Forse sto esagerando. Forse criticare Don Matteo, arrivato alla soglia della decima stagione, è facile quanto sparare una bomba atomica sulla Croce rossa. E allora dovrei provare a guardare il lato positivo: se una serie così longeva vince ancora ogni gara di ascolto, un motivo ci sarà. Escludendo l’intervento divino (il conflitto di interessi è una faccenda tutta umana), si potrebbe ipotizzare che le storie del prete più intuitivo di Rai Uno abbiano tanto successo perché capaci di raccontare uno spaccato della nostra società a milioni di persone.

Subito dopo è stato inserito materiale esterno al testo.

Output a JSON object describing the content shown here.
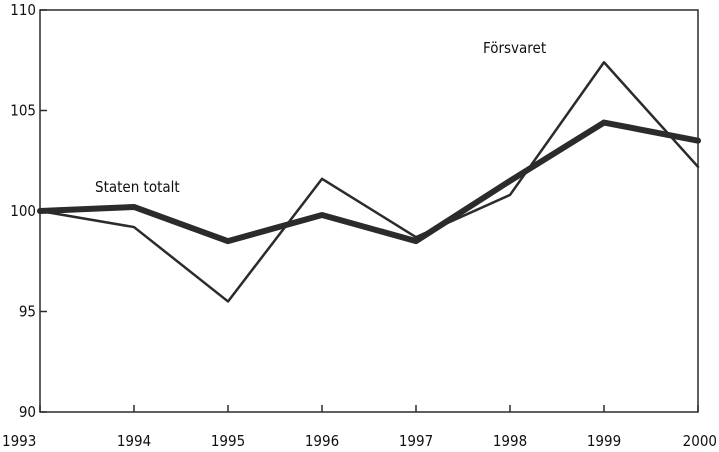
{
  "chart_data": {
    "type": "line",
    "title": "",
    "xlabel": "",
    "ylabel": "",
    "x": [
      1993,
      1994,
      1995,
      1996,
      1997,
      1998,
      1999,
      2000
    ],
    "x_tick_labels": [
      "1993",
      "1994",
      "1995",
      "1996",
      "1997",
      "1998",
      "1999",
      "2000"
    ],
    "ylim": [
      90,
      110
    ],
    "y_ticks": [
      90,
      95,
      100,
      105,
      110
    ],
    "y_tick_labels": [
      "90",
      "95",
      "100",
      "105",
      "110"
    ],
    "grid": false,
    "series": [
      {
        "name": "Staten totalt",
        "values": [
          100,
          100.2,
          98.5,
          99.8,
          98.5,
          101.5,
          104.4,
          103.5
        ],
        "color": "#2b2b2b",
        "line_style": "thick"
      },
      {
        "name": "Försvaret",
        "values": [
          100,
          99.2,
          95.5,
          101.6,
          98.7,
          100.8,
          107.4,
          102.2
        ],
        "color": "#2b2b2b",
        "line_style": "thin"
      }
    ],
    "annotations": [
      "Staten totalt",
      "Försvaret"
    ]
  }
}
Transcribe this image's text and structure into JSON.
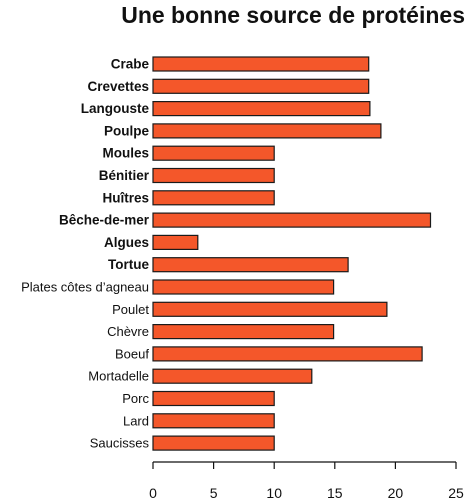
{
  "chart_data": {
    "type": "bar",
    "orientation": "horizontal",
    "title": "Une bonne source de protéines",
    "xlabel": "",
    "ylabel": "",
    "categories": [
      "Crabe",
      "Crevettes",
      "Langouste",
      "Poulpe",
      "Moules",
      "Bénitier",
      "Huîtres",
      "Bêche-de-mer",
      "Algues",
      "Tortue",
      "Plates côtes d’agneau",
      "Poulet",
      "Chèvre",
      "Boeuf",
      "Mortadelle",
      "Porc",
      "Lard",
      "Saucisses"
    ],
    "bold_categories": [
      "Crabe",
      "Crevettes",
      "Langouste",
      "Poulpe",
      "Moules",
      "Bénitier",
      "Huîtres",
      "Bêche-de-mer",
      "Algues",
      "Tortue"
    ],
    "values": [
      17.8,
      17.8,
      17.9,
      18.8,
      10.0,
      10.0,
      10.0,
      22.9,
      3.7,
      16.1,
      14.9,
      19.3,
      14.9,
      22.2,
      13.1,
      10.0,
      10.0,
      10.0
    ],
    "xlim": [
      0,
      25
    ],
    "xticks": [
      "0",
      "5",
      "10",
      "15",
      "20",
      "25"
    ],
    "grid": false,
    "bar_color": "#f4572a",
    "bar_edge_color": "#1a1a1a"
  }
}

Perciò il problema potrebbe essere mio. Sono io che non colgo il valore intrinseco di quelle vicende edulcorate. È colpa mia: io non apprezzo la gentilezza degli autori che si sono impegnati a scrivere personaggi così semplici affinché io non facessi troppa fatica a distinguere tra buoni e cattivi. Sbaglio perché mi ostino a non voler comprendere la morale di quella favola, anche se mi viene ripetuta in ogni singolo episodio. Insomma devo confessarlo: quando vedo in azione il dinamico duo, Hill e Frassica, finisco sempre per infrangere il decimo comandamento desiderando ardentemente la roba d’altri, nello specifico, le serie tv di Hbo e Netflix.
Lo so, sono una spettatrice imperdonabile perché ripudio Gubbio per scegliere Gomorra. A mia parziale discolpa però potrei dire che la responsabilità di tutto questo non è solo mia. Io sono stata indotta in tentazione da un essere molto potente. No, non parlo del biscione di Milano 2. Quello ha perso ogni fascino quando ha iniziato ad occuparsi de Le tre rose di Eva, senza mostrare alcuna attenzione per l’onore e il rispetto del pubblico. Io mi riferisco invece a qualcuno capace di irretire anche un tipo scaltro come Frank Underwood, House of Cards per capirci. Sì, il mio cammino verso la perdizione è iniziato quando Sky mi ha proposto storie nuove e accattivanti. Quel colosso non mi ha promesso di portarmi a Un Passo dal cielo o tra le braccia rassicuranti di nonno Libero, ma mi ha garantito che avrei vissuto avventure da Romanzo Criminale e sfide al limite dell’impossibile, come comprendere all’istante un’intera frase pronunciata da Tea Falco.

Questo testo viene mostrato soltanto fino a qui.